Seeking a bigger say in local politics, the Libertarian Party of Georgia has set its sights on establishing a branch in Clayton County.

Libertarians expect to have a local affiliate in place by March 2009.

Tony Trauring, operations director of the party, said his group has played a much more significant role in Georgia politics this year, particularly in the U.S. Senate race between Republican Saxby Chambliss and Democrat Jim Martin.

Allen Buckley, the Libertarian candidate for Georgia's open U.S. Senate seat, took 3.4 percent of the vote in the Nov. 4 general election, an accomplishment which forced Chambliss and Martin into a grueling, nearly month-long run-off campaign.

Trauring believes the Libertarians can use his momentum to gain more political footing at the local level.

"If we hadn't run, the election would have been decided on Nov. 4. Because Buckley ran, the Democrats and Republicans had to spend a few more millions of dollars to campaign for another month," said Trauring.

He said because Buckley refused to endorse either candidate, many Libertarians simply stayed home during the Dec. 2 runoff. He said the election was a sign that more Georgians are looking for alternatives to major party candidates.

Libertarian candidates have faced many uphill battles in their efforts to be involved in county and district politics, according to Trauring. He said current campaign laws require third-party candidates to garner signatures from at least five percent of registered voters in the county, or district, in which they are running, while third-party candidates running for statewide positions, such as the U.S. Senate, are required to have 1 percent of registered voters.

"[Locally], Democrats and Republicans face no challenge whatsoever," said Trauring. "We have earned statewide ballet access.

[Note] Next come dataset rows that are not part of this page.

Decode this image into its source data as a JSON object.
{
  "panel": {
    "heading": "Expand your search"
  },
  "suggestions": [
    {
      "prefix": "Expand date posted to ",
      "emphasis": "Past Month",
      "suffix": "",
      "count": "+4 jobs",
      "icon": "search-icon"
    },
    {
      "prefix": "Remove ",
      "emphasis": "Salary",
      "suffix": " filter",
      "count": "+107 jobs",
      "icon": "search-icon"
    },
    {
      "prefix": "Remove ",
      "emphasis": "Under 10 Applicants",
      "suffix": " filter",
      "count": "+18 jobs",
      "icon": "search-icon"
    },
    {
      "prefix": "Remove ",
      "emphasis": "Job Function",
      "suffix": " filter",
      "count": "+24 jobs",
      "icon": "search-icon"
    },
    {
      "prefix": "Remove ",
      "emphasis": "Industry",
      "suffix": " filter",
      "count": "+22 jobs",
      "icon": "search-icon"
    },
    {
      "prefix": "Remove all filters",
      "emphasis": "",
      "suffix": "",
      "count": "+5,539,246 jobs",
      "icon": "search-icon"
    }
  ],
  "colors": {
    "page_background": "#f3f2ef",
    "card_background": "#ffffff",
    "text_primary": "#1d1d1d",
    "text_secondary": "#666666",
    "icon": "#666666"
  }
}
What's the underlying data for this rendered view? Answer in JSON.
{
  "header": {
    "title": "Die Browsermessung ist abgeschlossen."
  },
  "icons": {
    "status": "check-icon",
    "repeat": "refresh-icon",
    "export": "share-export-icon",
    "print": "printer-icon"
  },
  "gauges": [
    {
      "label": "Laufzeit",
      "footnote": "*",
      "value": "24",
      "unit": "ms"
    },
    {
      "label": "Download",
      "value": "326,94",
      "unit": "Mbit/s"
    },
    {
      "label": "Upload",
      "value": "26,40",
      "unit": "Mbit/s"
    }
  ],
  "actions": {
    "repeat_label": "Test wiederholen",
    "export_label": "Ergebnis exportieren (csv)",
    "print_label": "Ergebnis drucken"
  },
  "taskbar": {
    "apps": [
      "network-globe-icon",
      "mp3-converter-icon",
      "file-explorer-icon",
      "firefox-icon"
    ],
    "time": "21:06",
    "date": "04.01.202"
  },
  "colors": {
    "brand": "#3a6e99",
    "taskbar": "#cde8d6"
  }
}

If we want to put a person on the ballot for a Georgia House position, we have to petition.

"In modern Georgia history, there has never been a Libertarian in the House of Representatives, because getting five percent of registered voters in a district to sign for the Libertarians is pretty insurmountable," Trauring said. "We don't have any money left over for advertising like the Democrats and Republicans do, because we spend our money getting signatures."

The basic tenets of the Libertarian Party of Georgia, according to its web site, are "smaller government, lower taxes, more freedom." Trauring believes organizing a local Libertarian Party "will remind the citizens of Clayton of the freedom option."

Jason Falter, an information technology specialist from Conley, is leading the Libertarian Party of Georgia's organizational efforts in Clayton. He believes the fiscal restraint and government efficiency stressed by Libertarians may be able to have a positive impact on local governing boards, such as the Clayton County Board of Education (BOE), and the Board of Commissioners (BOC).

"We just hope that we can keep government smaller and clean up some of the issues going on, especially some of the problems in the school system," said Falter. "We need more people with integrity to sit on that board and actually get something done."

"There are always ways to cut spending and have more efficiency," Falter said, in regard to the BOC. "I think that lower taxes need to be pushed to the forefront. Getting behind things like the Fair Tax is the kind of thing that will capture people's imaginations."

Falter said several local Libertarians have expressed "great interest" in creating a local party and that he is working on scheduling meetings sometime later this month, or early next month. He said the Libertarian Party has affiliates in DeKalb, Cobb, and Gwinnett counties.

Meanwhile, former U.S. Senate-hopeful Buckley said he hopes more local Libertarian Party affiliates will shift the political landscape of Georgia from a grassroots level.

"Saxby Chambliss said that his re-election proves that voters support the Reagan mantras of smaller government, fiscal responsibility, more individual rights, and lower taxes," said Buckley. "That sounds good, but that's not him. I think the people are looking for a party that will not only say that, but do it."